|M.Sc Student||Noam Kremen|
|Subject||Predicting Protein Function Based on the Local Differential|
Geometric Properties of its Molecular Surface
|Department||Department of Biology||Supervisor||Full Professor Mandel-Gutfreun Yael|
|Full Thesis text|
The ability to sequence entire genomes has revolutionized biology. And yet, as more genomic sequence data is accumulated, new questions arise regarding the function of genes in the genomes and the mechanism by which the genes and their protein products work, reemphasizing the great need for efficient methods for functional annotation of genes and proteins. Owing to a number of crystallography-focused scientific initiatives, to-date there are more than 100,000 protein and nucleic acid structures stored in the Protein Data Bank (PDB) providing insight into the three dimensional arrangement of these molecules and their cellular function .

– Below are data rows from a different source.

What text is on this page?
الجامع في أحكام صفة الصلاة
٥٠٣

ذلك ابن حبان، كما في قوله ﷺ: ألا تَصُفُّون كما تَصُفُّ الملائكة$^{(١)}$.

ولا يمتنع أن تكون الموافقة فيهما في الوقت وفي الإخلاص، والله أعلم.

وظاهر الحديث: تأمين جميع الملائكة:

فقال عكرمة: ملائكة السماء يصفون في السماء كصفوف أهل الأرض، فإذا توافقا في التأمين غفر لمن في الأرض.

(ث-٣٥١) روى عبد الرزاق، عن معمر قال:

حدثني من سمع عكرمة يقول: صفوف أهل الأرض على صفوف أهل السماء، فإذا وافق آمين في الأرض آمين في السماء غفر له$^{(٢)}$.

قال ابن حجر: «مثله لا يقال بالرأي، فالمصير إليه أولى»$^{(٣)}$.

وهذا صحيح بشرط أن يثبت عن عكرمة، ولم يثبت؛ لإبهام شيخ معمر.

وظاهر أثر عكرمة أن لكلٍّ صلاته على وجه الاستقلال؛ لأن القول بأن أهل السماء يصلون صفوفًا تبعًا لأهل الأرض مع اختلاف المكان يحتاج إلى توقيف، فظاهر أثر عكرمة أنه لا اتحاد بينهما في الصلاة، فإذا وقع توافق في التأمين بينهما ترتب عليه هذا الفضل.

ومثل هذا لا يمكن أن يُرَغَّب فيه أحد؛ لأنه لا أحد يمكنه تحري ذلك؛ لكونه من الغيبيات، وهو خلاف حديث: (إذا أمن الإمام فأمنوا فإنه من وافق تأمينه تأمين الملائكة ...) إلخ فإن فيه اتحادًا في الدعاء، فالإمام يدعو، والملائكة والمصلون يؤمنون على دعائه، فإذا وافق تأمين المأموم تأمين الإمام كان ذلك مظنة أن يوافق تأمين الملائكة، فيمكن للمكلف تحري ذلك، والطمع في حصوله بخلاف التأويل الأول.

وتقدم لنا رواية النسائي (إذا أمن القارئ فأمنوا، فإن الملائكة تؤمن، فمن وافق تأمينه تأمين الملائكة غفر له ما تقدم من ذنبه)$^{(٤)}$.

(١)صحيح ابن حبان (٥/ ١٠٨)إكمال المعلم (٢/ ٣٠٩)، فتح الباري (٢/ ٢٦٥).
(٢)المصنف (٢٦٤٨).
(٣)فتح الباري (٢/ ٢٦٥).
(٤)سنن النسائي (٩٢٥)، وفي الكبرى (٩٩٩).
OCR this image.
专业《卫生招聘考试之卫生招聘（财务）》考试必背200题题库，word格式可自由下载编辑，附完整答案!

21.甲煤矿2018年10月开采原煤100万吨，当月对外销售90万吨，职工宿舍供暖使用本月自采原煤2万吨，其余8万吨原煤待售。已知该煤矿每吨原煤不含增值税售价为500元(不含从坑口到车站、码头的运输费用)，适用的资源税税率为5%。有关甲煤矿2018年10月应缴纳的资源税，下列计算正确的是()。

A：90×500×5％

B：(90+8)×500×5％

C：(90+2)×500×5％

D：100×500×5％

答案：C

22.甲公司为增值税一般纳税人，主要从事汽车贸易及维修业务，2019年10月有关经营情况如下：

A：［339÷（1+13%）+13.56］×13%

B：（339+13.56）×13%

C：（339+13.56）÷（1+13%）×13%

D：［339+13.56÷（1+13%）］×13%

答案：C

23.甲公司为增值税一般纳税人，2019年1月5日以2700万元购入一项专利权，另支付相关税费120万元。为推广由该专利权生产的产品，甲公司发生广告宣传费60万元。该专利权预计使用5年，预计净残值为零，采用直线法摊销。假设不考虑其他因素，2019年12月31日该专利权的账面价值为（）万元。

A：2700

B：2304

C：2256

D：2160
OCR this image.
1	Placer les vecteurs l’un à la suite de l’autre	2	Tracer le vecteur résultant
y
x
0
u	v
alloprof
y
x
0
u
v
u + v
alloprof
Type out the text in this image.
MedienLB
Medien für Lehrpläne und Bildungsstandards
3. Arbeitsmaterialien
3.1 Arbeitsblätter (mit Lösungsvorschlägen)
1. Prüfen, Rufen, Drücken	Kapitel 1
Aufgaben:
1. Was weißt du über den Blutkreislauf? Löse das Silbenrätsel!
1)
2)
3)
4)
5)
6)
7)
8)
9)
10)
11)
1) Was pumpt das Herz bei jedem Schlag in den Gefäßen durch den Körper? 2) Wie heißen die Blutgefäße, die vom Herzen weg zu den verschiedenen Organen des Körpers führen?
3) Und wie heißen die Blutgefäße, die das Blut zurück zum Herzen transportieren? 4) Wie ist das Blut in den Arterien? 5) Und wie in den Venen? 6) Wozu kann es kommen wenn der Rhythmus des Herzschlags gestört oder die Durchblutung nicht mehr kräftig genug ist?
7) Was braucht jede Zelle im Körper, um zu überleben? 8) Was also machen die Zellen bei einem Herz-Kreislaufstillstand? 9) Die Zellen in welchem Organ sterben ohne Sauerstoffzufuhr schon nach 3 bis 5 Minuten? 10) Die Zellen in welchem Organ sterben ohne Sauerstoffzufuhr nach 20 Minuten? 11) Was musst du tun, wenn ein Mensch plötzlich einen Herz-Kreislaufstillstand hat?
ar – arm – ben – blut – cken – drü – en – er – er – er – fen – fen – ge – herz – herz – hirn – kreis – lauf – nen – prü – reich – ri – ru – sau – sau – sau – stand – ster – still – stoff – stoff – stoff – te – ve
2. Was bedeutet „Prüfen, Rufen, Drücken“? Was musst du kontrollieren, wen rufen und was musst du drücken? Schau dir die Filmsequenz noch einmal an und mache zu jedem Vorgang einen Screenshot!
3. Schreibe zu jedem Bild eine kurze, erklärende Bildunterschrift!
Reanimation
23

While structure-similarity (homology) based methods have been the most commonly used approaches for annotating new protein structures, as the number of structures grew, so did the fraction of proteins that had no previously annotated structural homologues. As these structures lack both sequence and structure similarity to any previously discovered protein, methods that do not rely on homology are required for their function annotation. This thesis introduces a structural based approach for functional annotation of proteins which does not rely on homology. By analyzing the curvature of the protein’s surface we aim to create a new way to describe functional similarity, without relying neither on sequence nor on the secondary or tertiary structural similarity of the proteins. Specifically, we calculate the curvature of the proteins’ molecular surface and show that the curvature’s distribution has no strong correlation to the protein’s three-dimensional fold. Finally we have succeeded to train a machine learning algorithm to distinguish between nucleic-acid binding proteins to protein binding proteins. Moreover when concentrating on DNA binding proteins we could accurately distinguish between regulatory DNA binding proteins and DNA binding proteins which have an enzymatic activity. Overall this work demonstrates that geometric features of the protein surface can help annotate protein function without relying on known evolutionary relationship, thus enabling the functional annotation of completely novel proteins given their three dimensional structure.